Last year, we discovered a number of malicious samples that were specifically hunting for credentials to access some of the most popular pornographic websites. When we considered why someone would hunt for credentials to pornographic websites, we checked the underground markets (both on the dark web and on open parts of the internet) and found that credentials to pornography website accounts are themselves quite a valuable commodity to be sold online. They are for sale in their thousands.
It would be going too far to say that the findings from our previous exploration of the relationships between cyberthreats and adult content were unexpected. At the end of the day, pornography has always been, and remains one of the most sought after types of online content. At the same time, cybercriminals have always looked to increase their profits with the most efficient and cheapest way of delivering malicious payloads to victims. It was almost inevitable that adult content would become an important tool for them.
That said, our monitoring of the wider cyberthreat landscape shows that threat actors tend to change their habits, tactics and techniques over time. This means that even in a niche area, such as pornographic content and websites, changes are possible. That is why this year we decided to repeat our exercise and investigate the topic once again. As it turned out, some things have indeed changed.
To measure the level of risk that may be associated with adult content online, we investigated several different indicators. We examined malware disguised as pornographic content, and malware that hunts for credentials to access pornography websites. We looked at the threats that are attacking users across the internet in order to find out which popular websites might be dangerous to visit. Additionally, we checked our phishing and spam database to see if there is a lot of pornographic content on file and how is it used in the wild. Using aggregated threat-statistics obtained from the Kaspersky Security Network – the infrastructure dedicated to processing cybersecurity-related data streams from millions of voluntary participants around the world – we measured how often and how many users of our products have encountered adult-content themed threats.

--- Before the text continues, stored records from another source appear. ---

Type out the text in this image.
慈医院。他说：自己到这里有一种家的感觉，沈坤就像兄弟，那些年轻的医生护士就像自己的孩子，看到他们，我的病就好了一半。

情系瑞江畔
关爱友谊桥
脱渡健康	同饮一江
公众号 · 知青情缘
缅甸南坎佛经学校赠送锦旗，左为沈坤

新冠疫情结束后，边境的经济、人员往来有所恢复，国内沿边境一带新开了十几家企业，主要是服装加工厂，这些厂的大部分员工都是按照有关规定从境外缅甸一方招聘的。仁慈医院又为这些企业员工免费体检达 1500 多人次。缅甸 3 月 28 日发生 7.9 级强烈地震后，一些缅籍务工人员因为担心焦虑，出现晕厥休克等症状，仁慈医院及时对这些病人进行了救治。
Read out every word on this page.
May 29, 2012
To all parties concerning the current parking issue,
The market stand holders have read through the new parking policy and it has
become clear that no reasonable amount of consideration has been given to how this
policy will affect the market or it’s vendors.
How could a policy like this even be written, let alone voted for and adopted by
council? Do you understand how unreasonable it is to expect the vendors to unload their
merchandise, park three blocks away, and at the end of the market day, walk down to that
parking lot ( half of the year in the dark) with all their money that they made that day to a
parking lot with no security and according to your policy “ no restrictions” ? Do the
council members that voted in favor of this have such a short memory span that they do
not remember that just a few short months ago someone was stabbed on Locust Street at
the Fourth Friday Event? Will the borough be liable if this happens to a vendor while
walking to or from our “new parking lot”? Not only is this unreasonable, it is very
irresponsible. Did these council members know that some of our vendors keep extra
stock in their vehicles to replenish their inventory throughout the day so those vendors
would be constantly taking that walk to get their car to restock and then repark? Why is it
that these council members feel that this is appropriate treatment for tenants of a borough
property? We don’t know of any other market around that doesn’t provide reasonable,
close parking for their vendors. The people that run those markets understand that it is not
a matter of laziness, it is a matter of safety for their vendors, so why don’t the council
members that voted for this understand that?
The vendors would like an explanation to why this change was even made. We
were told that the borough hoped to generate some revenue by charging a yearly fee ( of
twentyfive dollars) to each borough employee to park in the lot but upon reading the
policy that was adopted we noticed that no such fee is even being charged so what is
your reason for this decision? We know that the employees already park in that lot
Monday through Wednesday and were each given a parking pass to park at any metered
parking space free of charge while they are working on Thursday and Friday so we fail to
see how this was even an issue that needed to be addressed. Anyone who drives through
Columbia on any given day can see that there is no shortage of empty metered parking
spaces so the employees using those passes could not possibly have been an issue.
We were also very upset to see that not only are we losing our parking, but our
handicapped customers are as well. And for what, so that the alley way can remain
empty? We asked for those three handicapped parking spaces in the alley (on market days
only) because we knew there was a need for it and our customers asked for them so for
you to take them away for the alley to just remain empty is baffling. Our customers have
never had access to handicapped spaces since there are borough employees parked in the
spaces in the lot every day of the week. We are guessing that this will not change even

Additionally, we checked around twenty underground online markets and counted how many accounts are up for sale, which are the most popular, and the price they are sold for.
As a result, we discovered the following:
As mentioned above, cybercriminals put a lot of effort into delivering malware to user devices, and pornography serves as a great vehicle for this. Most malware that reaches users' computers from malicious websites is usually disguised as videos. Users who do not check the file extension and go on to download and open it, are sent to a webpage that extorts money. This is achieved by playing the video online or for free only after the user agrees to install a malicious file disguised as a software update or something similar. However, in order to download anything from this kind of website, the user first has to find the website. That is why the most common first-stage infection scenarios for both PC and mobile porn-disguised malware involve the manipulation of search query results.
To do this, cybercriminals first identify which search requests are the most popular among users looking for pornography. They then implement so-called 'black SEO' techniques. This involves changing the malicious website content and description so it appears higher up on the search results pages. Such websites can be found in third or fourth place in the list of search results.
According to our findings, this method is still actively used but its efficiency is falling. To check this, we took 100 of the top listed pornographic websites (as suggested by search engines after entering a query for the word 'porn'), plus those that have the word 'porn' in the title. We checked if any of them pose any threat to users. It turned out that in 2017 our products stopped more than a million users from attempting to install malware from websites on the list. However, in 2018, the number of users affected decreased to 658,930. This could be the result of search engines putting processes in place to fight against 'black SEO' activities and protecting users from malicious content.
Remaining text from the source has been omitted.